Os “chás” da dependência
By Cláudio

Os “chás” da dependência

Compartilhe

Os “chás” da dependência

Ao longo de muitos anos trabalhando com dependentes químicos foi possível perceber que a única forma de superar o vício é através da radicalização. Querer “negociar” com a droga não funciona para o adicto. Os Alcóolicos Anônimos ao longo dos seus mais de 90 anos afirmam com convicção: “Evite o primeiro gole e frequente as reuniões”. Para este grupo não existe meio termo, ou seja, ou você está sóbrio ou recaído.

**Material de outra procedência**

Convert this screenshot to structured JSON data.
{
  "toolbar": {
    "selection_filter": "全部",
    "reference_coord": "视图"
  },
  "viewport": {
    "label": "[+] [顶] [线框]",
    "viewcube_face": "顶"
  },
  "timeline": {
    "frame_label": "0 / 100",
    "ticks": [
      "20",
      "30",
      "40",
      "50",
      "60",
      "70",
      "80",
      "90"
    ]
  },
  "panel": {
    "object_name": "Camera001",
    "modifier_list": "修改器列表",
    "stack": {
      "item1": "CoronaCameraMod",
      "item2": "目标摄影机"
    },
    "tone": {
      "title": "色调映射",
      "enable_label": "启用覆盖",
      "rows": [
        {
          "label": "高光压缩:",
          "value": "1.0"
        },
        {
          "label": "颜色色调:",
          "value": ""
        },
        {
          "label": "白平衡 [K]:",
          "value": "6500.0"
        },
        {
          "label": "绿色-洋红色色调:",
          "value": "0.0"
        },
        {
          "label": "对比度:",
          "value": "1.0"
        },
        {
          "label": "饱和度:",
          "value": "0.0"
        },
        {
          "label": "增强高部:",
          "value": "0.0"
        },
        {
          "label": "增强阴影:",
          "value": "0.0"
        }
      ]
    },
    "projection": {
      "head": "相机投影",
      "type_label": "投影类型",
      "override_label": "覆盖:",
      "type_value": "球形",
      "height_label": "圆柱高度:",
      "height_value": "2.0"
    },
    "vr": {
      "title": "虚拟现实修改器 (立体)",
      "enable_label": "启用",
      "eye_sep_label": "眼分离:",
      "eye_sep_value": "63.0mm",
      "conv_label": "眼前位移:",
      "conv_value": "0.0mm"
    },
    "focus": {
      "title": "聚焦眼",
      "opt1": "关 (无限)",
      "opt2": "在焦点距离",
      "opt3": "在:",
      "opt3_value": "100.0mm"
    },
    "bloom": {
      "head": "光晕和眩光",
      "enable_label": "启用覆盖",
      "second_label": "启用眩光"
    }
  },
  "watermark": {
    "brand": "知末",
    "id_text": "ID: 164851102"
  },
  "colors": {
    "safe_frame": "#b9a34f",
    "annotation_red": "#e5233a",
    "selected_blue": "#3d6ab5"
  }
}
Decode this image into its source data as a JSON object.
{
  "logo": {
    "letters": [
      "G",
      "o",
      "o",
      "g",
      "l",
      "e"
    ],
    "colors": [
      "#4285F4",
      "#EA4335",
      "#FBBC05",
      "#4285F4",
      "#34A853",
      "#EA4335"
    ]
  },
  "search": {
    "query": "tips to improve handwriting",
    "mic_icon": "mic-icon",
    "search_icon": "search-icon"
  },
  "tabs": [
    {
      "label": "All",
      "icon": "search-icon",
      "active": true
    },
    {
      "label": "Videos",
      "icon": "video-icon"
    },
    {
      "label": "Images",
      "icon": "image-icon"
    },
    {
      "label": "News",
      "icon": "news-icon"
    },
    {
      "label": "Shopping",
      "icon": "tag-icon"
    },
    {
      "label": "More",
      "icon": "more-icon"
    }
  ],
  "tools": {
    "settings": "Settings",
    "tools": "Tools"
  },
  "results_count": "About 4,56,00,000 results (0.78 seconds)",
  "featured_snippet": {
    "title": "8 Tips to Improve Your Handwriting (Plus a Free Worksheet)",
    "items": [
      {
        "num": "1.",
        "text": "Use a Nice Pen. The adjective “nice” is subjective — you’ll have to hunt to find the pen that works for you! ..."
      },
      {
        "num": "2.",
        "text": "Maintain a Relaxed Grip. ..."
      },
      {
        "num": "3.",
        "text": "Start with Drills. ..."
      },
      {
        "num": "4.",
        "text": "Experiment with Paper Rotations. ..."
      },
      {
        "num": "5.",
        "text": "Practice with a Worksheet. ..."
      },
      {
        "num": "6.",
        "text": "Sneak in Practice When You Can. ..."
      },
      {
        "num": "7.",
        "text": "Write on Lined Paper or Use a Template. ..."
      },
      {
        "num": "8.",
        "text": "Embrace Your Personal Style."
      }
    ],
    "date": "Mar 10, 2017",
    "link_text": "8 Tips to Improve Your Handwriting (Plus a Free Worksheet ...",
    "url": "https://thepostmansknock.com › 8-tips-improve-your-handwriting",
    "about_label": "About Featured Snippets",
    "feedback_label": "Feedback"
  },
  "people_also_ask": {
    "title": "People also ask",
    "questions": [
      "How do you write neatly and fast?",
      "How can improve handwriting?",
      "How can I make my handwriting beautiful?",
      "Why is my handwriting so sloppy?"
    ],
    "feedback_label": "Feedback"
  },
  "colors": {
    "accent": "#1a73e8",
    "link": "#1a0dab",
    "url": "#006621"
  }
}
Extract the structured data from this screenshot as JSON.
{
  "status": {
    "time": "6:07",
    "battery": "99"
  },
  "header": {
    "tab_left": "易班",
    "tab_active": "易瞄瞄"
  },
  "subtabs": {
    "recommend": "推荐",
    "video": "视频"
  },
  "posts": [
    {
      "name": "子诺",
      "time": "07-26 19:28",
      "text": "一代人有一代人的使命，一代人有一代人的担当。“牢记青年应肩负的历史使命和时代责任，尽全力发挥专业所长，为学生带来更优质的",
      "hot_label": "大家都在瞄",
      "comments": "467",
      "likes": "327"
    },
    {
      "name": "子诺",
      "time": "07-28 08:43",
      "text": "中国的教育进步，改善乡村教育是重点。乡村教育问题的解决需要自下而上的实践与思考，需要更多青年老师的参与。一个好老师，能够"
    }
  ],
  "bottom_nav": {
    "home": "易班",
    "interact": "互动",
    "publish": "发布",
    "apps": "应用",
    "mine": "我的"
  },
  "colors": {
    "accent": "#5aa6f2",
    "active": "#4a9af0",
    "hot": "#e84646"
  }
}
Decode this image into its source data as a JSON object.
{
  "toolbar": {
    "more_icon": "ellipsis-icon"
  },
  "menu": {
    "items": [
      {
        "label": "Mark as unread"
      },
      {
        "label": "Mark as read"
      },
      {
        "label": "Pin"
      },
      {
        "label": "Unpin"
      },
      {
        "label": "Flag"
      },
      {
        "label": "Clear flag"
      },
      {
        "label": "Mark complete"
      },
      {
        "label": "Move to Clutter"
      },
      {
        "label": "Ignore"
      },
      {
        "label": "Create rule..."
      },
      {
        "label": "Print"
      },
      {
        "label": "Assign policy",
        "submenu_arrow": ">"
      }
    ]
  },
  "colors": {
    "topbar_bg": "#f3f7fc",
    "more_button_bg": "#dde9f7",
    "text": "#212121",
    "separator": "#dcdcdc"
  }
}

Infelizmente, a grande maioria de todos os dependentes sonha com a possibilidade de um dia conseguir fazer o uso social da droga. Para isto eles precisam sempre racionalizar o seu uso. A busca de uma justificativa para consumir a droga é uma constante na vida de todos os adictos. Dentre várias iremos destacar aquelas mais comuns. Colocando um pouco de humor no problema tão grave como este costumo chamar estes argumentos como os “chás da dependência”. Vejamos:

1 – O “chá” de só uma: a visão do dependente químico é que a droga não é o problema. Ele tem que aprender a usar e não abusar da droga. Ele precisa aprender a controlar o uso não deixando que o excesso interfira na vida dele. Assim ele acredita que pode tomar só uma dose, cheirar só uma carreira ou fumar só um baseado. O que ele não pode fazer é passar a noite na rua se drogando. Enquanto ele continuar com esta visão, ele vai continuar tendo recaídas atrás de recaídas e, o pior, cada uma dói mais do que a outra. Se ele conseguisse isto, ele já alcançado esta meta, afinal, desde quando ele começou a perder o controle, sempre tentou estas estratégias como fazer o uso só o final de semana, largar as bebidas destiladas e ficar só na cerveja, fazer o uso só dentro de casa, etc. Todas as tentativas tiveram como fim o mesmo: mais um uso abusivo.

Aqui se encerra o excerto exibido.